То, что дома от меня скрывали самую главную правду и я ничего не знала о том, что царя «свергли», а целых семь лет все каталась на санках да в темном лесу собирала букеты, вызвало во мне испуг. Нужно было срочно исправлять жизнь. Менять ее так, как теченье реки меняют строительством грозной плотины. Мы жили в деревянном доме. Квартира была коммунальной. У нас было две смежных комнаты, а в двух других, тоже смежных, жила очень высокая, с огромною грудью и темным венком из косы тетя Катя, «отбившая», как говорили, себе дядю Сашу, который ей был по плечо и к тому же татарин. Я тогда не знала, что есть разные народы и национальности, а думала, что «татарин» – это то же самое, что дворник. Дядя Саша был дворником и, пока тетя Катя не «отбила» его, скреб своей лопатой наш тихий переулок. Потом она его «отбила», и он стал работать на заводе. В доме напротив, тоже деревянном, жила моя подруга Алка Воронина. У Алки Ворониной была мать, работник торговли, и бабушка-пьяница. До школы мы не очень знали друг друга, потому что меня растили неправильно и, как говорила учительница Вера Васильна, «не готовили к жизни», но теперь, оказавшись в одном и том же первом «А», мы с Алкой сдружились, и она торчала у нас до самого вечера. К тому же и к маме ее ходил «хахаль», которому Алка мешала. Я думала, что «хахаль» – это клоун с рыжими волосами, и не понимала, зачем он к ней ходит, но Алка сказала, что «хахаль» – мужик, и я успокоилась. Перед самыми каникулами Вера Васильна наконец подробно объяснила, как было дело: царь и его слуги спрятались в Зимнем, огромном дворце в Ленинграде, где их охраняла вся царская армия, но, как только с крейсера «Аврора» раздался залп, революционные солдаты и матросы ворвались в огромный дворец, и Зимний был «взят». В доказательство того, что в ее словах – все правда, Вера Васильна, смаргивая ресницами слезы, показала нам картину «Штурм Зимнего». Картина произвела на меня оглушительное впечатление. Люди с винтовками бежали прямо в огонь. Орали при этом так громко, что даже и мне было слышно. Картина дымилась, сверкала: на ней
Ночью я проснулась. Мирный ноябрьский снежок шелушился на крыше высокого каменного дома, который было хорошо видно из моего окна. Свет ночника мягко золотил старинную акварель, где в нежных кудрях молодая красотка смеялась смущенно, лукаво, испуганно. Еще был ковер над кроватью: лиса, несущая в горы какую-то курицу. А если бы Зимний не взяли так вовремя, то нас никого бы здесь не было. Слезы подступили к моему горлу, и горячая соленая вода залила лицо. Я с трудом удержалась от рыданий, но что-то сверкнуло в моей голове. Такое прекрасное, светлое, сильное, что я моментально заснула от счастья.

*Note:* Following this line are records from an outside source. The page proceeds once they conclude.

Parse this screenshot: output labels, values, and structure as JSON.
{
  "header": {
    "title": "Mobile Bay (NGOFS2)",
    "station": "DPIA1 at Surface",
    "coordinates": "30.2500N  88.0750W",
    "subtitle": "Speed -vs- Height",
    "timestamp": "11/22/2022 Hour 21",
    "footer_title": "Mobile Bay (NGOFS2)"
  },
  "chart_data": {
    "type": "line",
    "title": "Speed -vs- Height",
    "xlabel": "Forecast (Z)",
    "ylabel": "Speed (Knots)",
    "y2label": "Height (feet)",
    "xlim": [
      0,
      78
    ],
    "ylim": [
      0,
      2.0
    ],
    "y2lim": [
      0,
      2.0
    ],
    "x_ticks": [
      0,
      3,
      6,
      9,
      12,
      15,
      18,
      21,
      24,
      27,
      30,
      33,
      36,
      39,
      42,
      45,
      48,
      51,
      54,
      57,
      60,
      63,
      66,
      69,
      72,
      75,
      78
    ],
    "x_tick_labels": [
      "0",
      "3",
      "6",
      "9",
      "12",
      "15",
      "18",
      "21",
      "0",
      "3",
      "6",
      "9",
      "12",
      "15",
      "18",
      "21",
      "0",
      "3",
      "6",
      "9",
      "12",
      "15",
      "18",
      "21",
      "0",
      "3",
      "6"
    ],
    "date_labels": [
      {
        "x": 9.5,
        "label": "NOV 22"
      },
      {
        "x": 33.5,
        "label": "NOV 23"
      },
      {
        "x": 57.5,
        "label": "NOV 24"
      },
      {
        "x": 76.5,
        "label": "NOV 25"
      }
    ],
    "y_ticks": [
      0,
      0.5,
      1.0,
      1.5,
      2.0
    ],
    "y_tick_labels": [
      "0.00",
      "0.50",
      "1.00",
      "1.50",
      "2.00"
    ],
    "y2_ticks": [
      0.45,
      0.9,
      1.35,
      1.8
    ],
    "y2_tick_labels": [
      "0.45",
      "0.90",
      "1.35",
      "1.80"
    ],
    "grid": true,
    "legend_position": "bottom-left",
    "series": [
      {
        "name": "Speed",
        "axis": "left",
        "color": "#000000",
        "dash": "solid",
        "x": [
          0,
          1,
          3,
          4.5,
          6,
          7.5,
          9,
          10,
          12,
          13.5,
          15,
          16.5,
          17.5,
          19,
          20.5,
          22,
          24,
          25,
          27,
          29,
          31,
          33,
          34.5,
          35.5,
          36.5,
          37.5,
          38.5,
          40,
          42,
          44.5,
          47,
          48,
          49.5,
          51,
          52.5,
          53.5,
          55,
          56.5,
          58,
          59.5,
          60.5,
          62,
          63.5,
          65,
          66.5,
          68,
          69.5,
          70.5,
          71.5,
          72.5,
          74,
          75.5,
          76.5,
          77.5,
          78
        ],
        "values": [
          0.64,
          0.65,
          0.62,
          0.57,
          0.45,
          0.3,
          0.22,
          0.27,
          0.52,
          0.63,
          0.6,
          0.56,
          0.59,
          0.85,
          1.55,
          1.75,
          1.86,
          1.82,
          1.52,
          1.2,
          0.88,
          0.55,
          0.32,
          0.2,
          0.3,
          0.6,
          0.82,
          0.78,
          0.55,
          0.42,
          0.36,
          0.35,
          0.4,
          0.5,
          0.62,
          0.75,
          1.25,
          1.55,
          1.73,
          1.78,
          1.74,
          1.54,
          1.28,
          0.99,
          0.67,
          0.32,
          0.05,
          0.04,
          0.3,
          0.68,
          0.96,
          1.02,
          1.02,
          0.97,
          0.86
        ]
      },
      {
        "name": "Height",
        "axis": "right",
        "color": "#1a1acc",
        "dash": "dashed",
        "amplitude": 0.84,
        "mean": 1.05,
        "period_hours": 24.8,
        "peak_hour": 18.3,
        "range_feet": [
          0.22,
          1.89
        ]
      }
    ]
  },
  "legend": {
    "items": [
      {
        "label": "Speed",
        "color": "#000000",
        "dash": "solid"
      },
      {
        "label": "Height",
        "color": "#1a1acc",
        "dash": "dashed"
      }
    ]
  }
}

Назавтра наступили каникулы. Алка Воронина пришла к нам обедать и с гордостью сообщила, что у них гости: к хахалю приехали брат с женой и друг, с которым хахаль служил в армии. Теперь все «гуляют». У нас было тихо. Красотка в кудрях, тетя Катя в переднике. Тетя Катя была строга, «гулять» не любила сама и дяде Саше не позволяла. Однако пекла пироги и варила холодец, поглядывая на портрет Сталина, украсивший общую кухню. Мы с Алкой сидели на подоконнике, поджав под себя ноги, и смотрели на улицу. Внутри ослепительно ясного снега шатались какие-то пьяные.
– Мне главное, чтобы мать снова пить не начала, – рассуждала Алка. – Тетя Таня говорит: «Если мать снова пить начнет, я тебя к себе заберу, не дам тебе помереть».
Алкина жизнь была полна опасностей, дни ее, в отличие от моих, были яркими и свежими: то хахаль, то гости, то пьют, то гуляют. Теперь: «помереть не дадут».
Тогда я решилась.
– Пойдем, – прошептала я Алке, спрыгивая с подоконника. – Я тебе одну вещь расскажу.
В маленькой комнате спала домработница, в большой лежала на диване бабуля и читала. Папы дома не было. Фотографии умерших мамы и деда висели на стенах.
– Куда пойдем?
– Пойдем на кухню, – приказала я. – Здесь не могу.
На кухне сидел дядя Саша и парил в ведре ярко-красные ноги. Обычно он делал это по вечерам, но сегодня, по случаю наступившего праздника, начал прямо днем, не дождавшись, пока закатится солнце. В руках у дяди Саши была газета, которую он громко читал вслух по слогам. Мы с Алкой попили воды из-под крана.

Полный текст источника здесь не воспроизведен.